Searching for the Mugger Man
I’m looking for someone who has haunted me for a long time. This is a tale that reaches far back into my history; a presence that I have noticed ever since I took the questionable decision to partake in a race in my socks at a year 6 disco. Thinking that my trainers, which had proven so useful on the dancefloor, would slow me down, I discarded them and sprinted freely into the darkness in my socks. When I returned to where the race had commenced, one lonely trainer remained. I might have won the race, but I had lost a trainer. In truth, I had lost both the race and the trainer. This mysterious man had entered my life and taken my precious shoe, and in doing so, had placed a blossoming adolescent reputation on the line.
Somehow, I made it through the night relatively unscathed, as previous balance and symmetry transformed into something more abstract.
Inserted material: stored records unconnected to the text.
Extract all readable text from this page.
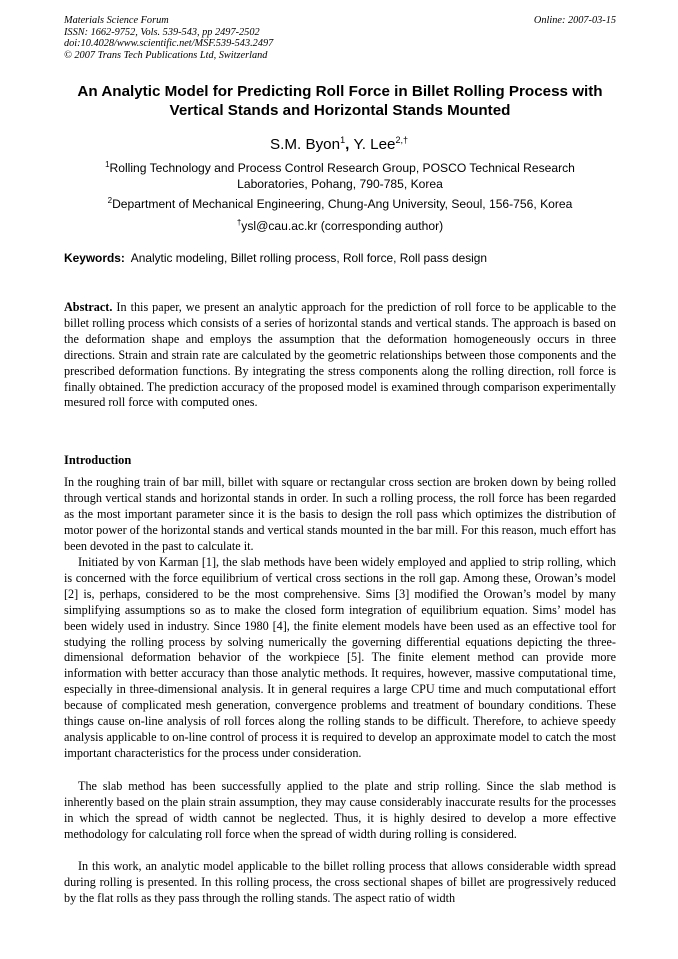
Materials Science Forum
ISSN: 1662-9752, Vols. 539-543, pp 2497-2502
doi:10.4028/www.scientific.net/MSF.539-543.2497
© 2007 Trans Tech Publications Ltd, Switzerland
Online: 2007-03-15
An Analytic Model for Predicting Roll Force in Billet Rolling Process with
Vertical Stands and Horizontal Stands Mounted
S.M. Byon$^1$, Y. Lee$^{2,\dagger}$
$^1$Rolling Technology and Process Control Research Group, POSCO Technical Research
Laboratories, Pohang, 790-785, Korea
$^2$Department of Mechanical Engineering, Chung-Ang University, Seoul, 156-756, Korea
†ysl@cau.ac.kr (corresponding author)
Keywords: Analytic modeling, Billet rolling process, Roll force, Roll pass design

Abstract. In this paper, we present an analytic approach for the prediction of roll force to be applicable to the billet rolling process which consists of a series of horizontal stands and vertical stands. The approach is based on the deformation shape and employs the assumption that the deformation homogeneously occurs in three directions. Strain and strain rate are calculated by the geometric relationships between those components and the prescribed deformation functions. By integrating the stress components along the rolling direction, roll force is finally obtained. The prediction accuracy of the proposed model is examined through comparison experimentally mesured roll force with computed ones.

Introduction

In the roughing train of bar mill, billet with square or rectangular cross section are broken down by being rolled through vertical stands and horizontal stands in order. In such a rolling process, the roll force has been regarded as the most important parameter since it is the basis to design the roll pass which optimizes the distribution of motor power of the horizontal stands and vertical stands mounted in the bar mill. For this reason, much effort has been devoted in the past to calculate it.

Initiated by von Karman [1], the slab methods have been widely employed and applied to strip rolling, which is concerned with the force equilibrium of vertical cross sections in the roll gap. Among these, Orowan’s model [2] is, perhaps, considered to be the most comprehensive. Sims [3] modified the Orowan’s model by many simplifying assumptions so as to make the closed form integration of equilibrium equation. Sims’ model has been widely used in industry. Since 1980 [4], the finite element models have been used as an effective tool for studying the rolling process by solving numerically the governing differential equations depicting the three-dimensional deformation behavior of the workpiece [5]. The finite element method can provide more information with better accuracy than those analytic methods. It requires, however, massive computational time, especially in three-dimensional analysis. It in general requires a large CPU time and much computational effort because of complicated mesh generation, convergence problems and treatment of boundary conditions. These things cause on-line analysis of roll forces along the rolling stands to be difficult. Therefore, to achieve speedy analysis applicable to on-line control of process it is required to develop an approximate model to catch the most important characteristics for the process under consideration.

The slab method has been successfully applied to the plate and strip rolling. Since the slab method is inherently based on the plain strain assumption, they may cause considerably inaccurate results for the processes in which the spread of width cannot be neglected. Thus, it is highly desired to develop a more effective methodology for calculating roll force when the spread of width during rolling is considered.

In this work, an analytic model applicable to the billet rolling process that allows considerable width spread during rolling is presented. In this rolling process, the cross sectional shapes of billet are progressively reduced by the flat rolls as they pass through the rolling stands. The aspect ratio of width
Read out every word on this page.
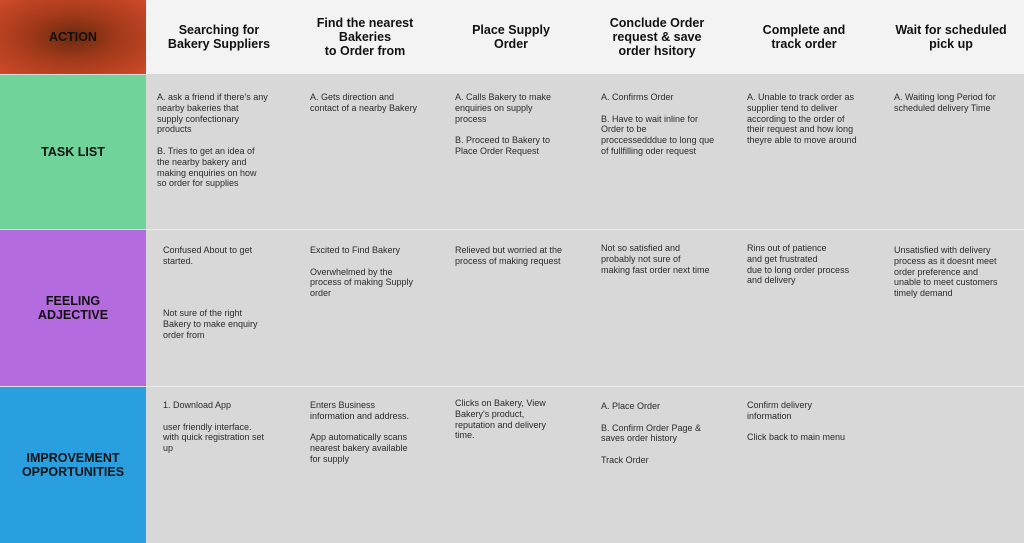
ACTION
TASK LIST
FEELING
ADJECTIVE
IMPROVEMENT
OPPORTUNITIES
Searching for
Bakery Suppliers
Find the nearest
Bakeries
to Order from
Place Supply
Order
Conclude Order
request & save
order hsitory
Complete and
track order
Wait for scheduled
pick up
A. ask a friend if there's any
nearby bakeries that
supply confectionary
products

B. Tries to get an idea of
the nearby bakery and
making enquiries on how
so order for supplies
A. Gets direction and
contact of a nearby Bakery
A. Calls Bakery to make
enquiries on supply
process

B. Proceed to Bakery to
Place Order Request
A. Confirms Order

B. Have to wait inline for
Order to be
proccessedddue to long que
of fullfilling oder request
A. Unable to track order as
supplier tend to deliver
according to the order of
their request and how long
theyre able to move around
A. Waiting long Period for
scheduled delivery Time
Confused About to get
started.
Not sure of the right
Bakery to make enquiry
order from
Excited to Find Bakery

Overwhelmed by the
process of making Supply
order
Relieved but worried at the
process of making request
Not so satisfied and
probably not sure of
making fast order next time
Rins out of patience
and get frustrated
due to long order process
and delivery
Unsatisfied with delivery
process as it doesnt meet
order preference and
unable to meet customers
timely demand
1. Download App

user friendly interface.
with quick registration set
up
Enters Business
information and address.

App automatically scans
nearest bakery available
for supply
Clicks on Bakery, View
Bakery's product,
reputation and delivery
time.
A. Place Order

B. Confirm Order Page &
saves order history

Track Order
Confirm delivery
information

Click back to main menu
But despite the facade of joy I had painted across my face, the truth was I now knew that someone lurked in the dark, in the bushes: ready to strike when my back was turned to take what was mine.
For the next few years he never strayed too far from me. Sometimes he would take a jumper I might have momentarily put aside at a party, on another occasion it would be a shirt. One time he even had the sheer ignorance to come into my school and take my P.E bag that I had mistakenly left behind in the canteen at lunch. It made for an ungraceful games lesson. Mine was a fearful existence. Where could I be safe? I faced every day with the lingering feeling that whenever my guard slipped, if I showed the merest hint of complacency he would seize upon it and make me pay. He truly was a magnificently efficient bastard. If I possessed a hat that he hadn’t stolen, I would have even been tempted to tip it to him, such was his professionalism.
I entered the wide world of University. Surely now I might be left alone. No longer a child in the eyes of the law, and a man who deserves some respect. Besides I saw safety in the swelling ranks of a friendly student population, who would surely notice and act as a deterrent if I did happen to be spotted drunk and vulnerable. As term began I realised that I should put those hopeful thoughts to bed. Wearing a raincoat to the student union because of torrential rain I was faced with an endless queue to the cloakroom and so I placed my beloved mac behind a sofa. It would have been too hot to wear it, after all. I bopped the night away, without the slightest thought that he could disturb my joyous disposition. Of course I returned to grab my coat and it had gone. He had struck, and my secure world was once again exposed as a deluded sham.
I travelled abroad. How could he know where I was headed? Actually, how could he even fit all the possessions of mine he had collected over the years into the strict baggage allowances that easy-jet so adamantly stipulate? No I was surely safe from his clutches overseas. Myself and some friends went to a music festival. Suddenly my friend’s hat disappeared from his head as he revelled in the crowd. It couldn’t be, I winced, as a sinking mixture of anger and guilt began to consume me. He would even target my friends? We searched for it. Shoulders were eagerly mounted in the hopeful wish that we might see the hat in the crowd and finally confront the swine who had now surmised so much courage he would even take the hat off a head. But phwoosh, just like that, he had gone. And my friend’s naked cold head would be a haunting reminder of the damage he had done.
His confidence had evidently grown. Now it seemed that anybody I was close to was at risk. Perhaps, I thought, refraining from going out would temper his activity, throw him off my scent. But harrowing tales came back to me. My friend had her purse pinched from her coat. She told me it had contained no money. I was trying to get inside his psyche, but his motives eluded me. What sinister plans did he have for her European Health Insurance Card? And her Nectar Card? Would he be found with a smug look of satisfaction on his face at the tills of Sainsbury? She had spent a while saving up those points. A cruel blow. A week later, she put her coat down for a few moments, only for him to swoop in and saunter out in an impressive act of opportunism. It now appeared size or form did not even enter his robbing equation; when opportunity arose it was instantly seized. With motives beyond rational human understanding, I was left in a state of paranoid bewilderment.
Like most, I have a breaking point. And with the inescapable feeling that I might have brought this plague upon my friends, I am driven to search. Maybe you have seen him. He’s the one leaving the club early wearing two coats that probably don’t quite fit. Or three jumpers. Or rapturously throwing cash in the air as he empties the money from the multiple wallets he has managed to lay his hands on. He’s a monster in his comfort zone who has forced me out of mine. But for too long have I been haunted and terrorised. The hunted must become the hunter.